The financial chasm separating New York’s wealthiest residents from its working population continues to widen, a trend underscored by recent data revealing the substantial gains made by the state’s billionaire class. New York, a global financial hub, hosts 154 billionaires whose combined net worth approaches $975.7 billion. This concentration of extreme wealth includes figures like Mike Bloomberg and Stephen Schwarzman, whose individual fortunes contribute significantly to this staggering total. Over the past year, the collective wealth of these billionaires in New York increased by 11.6%, a rate three times higher than the hourly wage growth for the state’s private-sector workers.
This disparity is further emphasized by the fact that real average hourly earnings for private-sector employees in New York have largely remained flat, even showing a slight decrease when comparing 2025 figures to pre-pandemic levels. The top tier of this elite group experienced even more dramatic growth. The 10 richest New Yorkers collectively saw their wealth grow by $42.4 billion over the last year. This translates to an average gain of approximately $4.2 billion per individual, or roughly $2 million every hour. For context, a typical worker earning the state’s average private-sector hourly wage of $39.62 would need over 82,000 years to amass what one of these ten individuals gained in a single year.
Such economic stratification is not an isolated phenomenon exclusive to New York, but rather reflects broader national trends across the United States. Rebecca Riddell, a senior policy lead for economic justice at Oxfam America, points out that the current economic structure often appears to favor the ultra-wealthy at the expense of working individuals.

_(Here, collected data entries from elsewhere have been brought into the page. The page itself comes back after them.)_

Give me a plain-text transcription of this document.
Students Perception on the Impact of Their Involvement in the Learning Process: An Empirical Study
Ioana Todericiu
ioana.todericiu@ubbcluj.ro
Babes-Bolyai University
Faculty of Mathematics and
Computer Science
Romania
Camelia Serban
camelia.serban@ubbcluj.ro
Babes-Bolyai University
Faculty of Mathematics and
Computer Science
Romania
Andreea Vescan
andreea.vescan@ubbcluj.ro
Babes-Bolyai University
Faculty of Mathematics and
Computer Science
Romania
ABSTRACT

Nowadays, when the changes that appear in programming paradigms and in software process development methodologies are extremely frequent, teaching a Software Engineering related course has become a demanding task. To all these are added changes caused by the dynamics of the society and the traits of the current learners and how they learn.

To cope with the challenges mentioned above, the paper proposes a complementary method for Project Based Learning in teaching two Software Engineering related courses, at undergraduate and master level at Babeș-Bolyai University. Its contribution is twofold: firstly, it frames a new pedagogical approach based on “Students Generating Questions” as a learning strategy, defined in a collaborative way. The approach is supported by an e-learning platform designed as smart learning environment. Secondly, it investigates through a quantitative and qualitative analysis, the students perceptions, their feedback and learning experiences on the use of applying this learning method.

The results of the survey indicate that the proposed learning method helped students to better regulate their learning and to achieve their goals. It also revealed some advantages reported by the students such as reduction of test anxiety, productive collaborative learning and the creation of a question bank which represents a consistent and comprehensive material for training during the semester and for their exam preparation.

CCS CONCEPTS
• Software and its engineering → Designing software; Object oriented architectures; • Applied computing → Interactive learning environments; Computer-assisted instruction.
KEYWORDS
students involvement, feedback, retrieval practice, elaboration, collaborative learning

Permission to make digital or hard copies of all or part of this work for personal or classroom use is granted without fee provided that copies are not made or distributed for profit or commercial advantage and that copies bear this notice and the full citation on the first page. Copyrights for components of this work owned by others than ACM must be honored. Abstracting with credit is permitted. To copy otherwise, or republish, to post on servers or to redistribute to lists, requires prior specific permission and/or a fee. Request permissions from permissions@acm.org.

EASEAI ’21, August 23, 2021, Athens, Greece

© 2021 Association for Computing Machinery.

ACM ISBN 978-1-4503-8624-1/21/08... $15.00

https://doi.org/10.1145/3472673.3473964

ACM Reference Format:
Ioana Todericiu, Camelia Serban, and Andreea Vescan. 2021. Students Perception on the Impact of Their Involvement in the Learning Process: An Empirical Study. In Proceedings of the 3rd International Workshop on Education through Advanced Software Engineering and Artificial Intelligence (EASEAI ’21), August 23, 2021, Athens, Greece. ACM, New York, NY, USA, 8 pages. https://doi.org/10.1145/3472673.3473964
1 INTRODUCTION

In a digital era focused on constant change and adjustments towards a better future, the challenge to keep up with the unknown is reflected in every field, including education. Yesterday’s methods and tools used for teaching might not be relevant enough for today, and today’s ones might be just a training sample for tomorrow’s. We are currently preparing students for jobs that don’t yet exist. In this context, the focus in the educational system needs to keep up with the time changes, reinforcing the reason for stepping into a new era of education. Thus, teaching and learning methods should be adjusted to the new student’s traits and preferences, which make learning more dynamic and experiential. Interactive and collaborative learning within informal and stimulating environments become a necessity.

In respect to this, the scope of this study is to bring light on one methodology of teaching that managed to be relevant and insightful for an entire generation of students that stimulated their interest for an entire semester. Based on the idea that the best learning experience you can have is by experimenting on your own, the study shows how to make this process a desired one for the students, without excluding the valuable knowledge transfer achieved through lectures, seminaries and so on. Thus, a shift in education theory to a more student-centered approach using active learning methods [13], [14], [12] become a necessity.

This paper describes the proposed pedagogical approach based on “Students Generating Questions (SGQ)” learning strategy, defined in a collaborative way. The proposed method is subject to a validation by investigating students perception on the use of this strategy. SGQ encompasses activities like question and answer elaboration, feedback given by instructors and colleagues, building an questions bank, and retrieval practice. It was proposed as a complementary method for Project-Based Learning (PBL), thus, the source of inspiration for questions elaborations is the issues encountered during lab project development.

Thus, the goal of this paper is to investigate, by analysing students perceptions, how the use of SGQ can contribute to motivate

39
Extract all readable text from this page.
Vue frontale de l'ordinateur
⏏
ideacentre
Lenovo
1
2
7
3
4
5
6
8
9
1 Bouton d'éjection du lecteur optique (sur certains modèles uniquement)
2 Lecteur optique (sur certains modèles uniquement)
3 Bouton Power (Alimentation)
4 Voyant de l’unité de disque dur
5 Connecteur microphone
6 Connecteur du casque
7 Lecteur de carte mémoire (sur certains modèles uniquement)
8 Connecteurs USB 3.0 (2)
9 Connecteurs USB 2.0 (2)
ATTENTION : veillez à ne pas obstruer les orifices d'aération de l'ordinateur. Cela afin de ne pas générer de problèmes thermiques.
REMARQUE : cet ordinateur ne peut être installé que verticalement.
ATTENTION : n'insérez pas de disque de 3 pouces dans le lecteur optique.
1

She attributes this to policy decisions concerning taxation, corporate power, and workers’ rights, which have historically directed economic benefits upwards.
A significant factor contributing to this billionaire wealth boom is the substantial ownership of U.S. equities by the wealthiest segment of the population. Federal Reserve data indicates that the top 0.1% of U.S. households hold about a quarter of all American equities. This allows their fortunes to multiply through investments. A previous Oxfam report highlighted that between November 2024 and November 2025, the 10 richest U.S. billionaires, many of whom are tech founders such as Elon Musk, Jeff Bezos, and Mark Zuckerberg, added $698 billion to their net worths. In stark contrast, the bottom 50% of the U.S. population owned merely 1.1% of the exchange during the same period.
Policy decisions have also played a role in exacerbating this wealth gap. Riddell notes that policies from the Trump administration have contributed to this inequality. For instance, the “One Big Beautiful Bill,” passed in July, is projected to reduce the tax burden for the top 0.1% of earners by an estimated $311,000 by 2027. Conversely, the same legislation is expected to result in higher taxes for the lowest-income Americans, those earning less than $15,000 annually. Riddell explains that this bill is anticipated to cut support for working-class New Yorkers while providing a significant “handout” of around $52,000 this year to million-dollar earners.
The U.S. holds the distinction of having more billionaires than any other nation globally, yet the typical worker often finds themselves excluded from the country’s overall economic prosperity. Mark Zandi, chief economist at Moody’s, observed last year that lower-income households are “hanging on by their fingertips financially.” The rising cost of living, coupled with a slowdown in hiring and an increase in layoffs, creates a precarious situation. This economic strain is even contributing to a “loneliness crisis,” as individuals forgo social engagements and postpone personal goals to manage their finances.
Public sentiment reflects a growing awareness and concern regarding this economic divide. A recent Pew Research survey revealed that nearly one in five Americans consider being a billionaire “morally wrong,” with Gen Zers expressing particular criticism. Furthermore, a 2026 YouGov report indicated that 52% of Americans believe the wealth gap is a significant problem, and 59% advocate for government intervention to reduce wealth inequality. A substantial 62% of citizens also feel that the tax rate for billionaires is either “much too low” (46%) or “too low” (16%). These figures suggest a broad public desire for policy adjustments to address the current economic imbalance.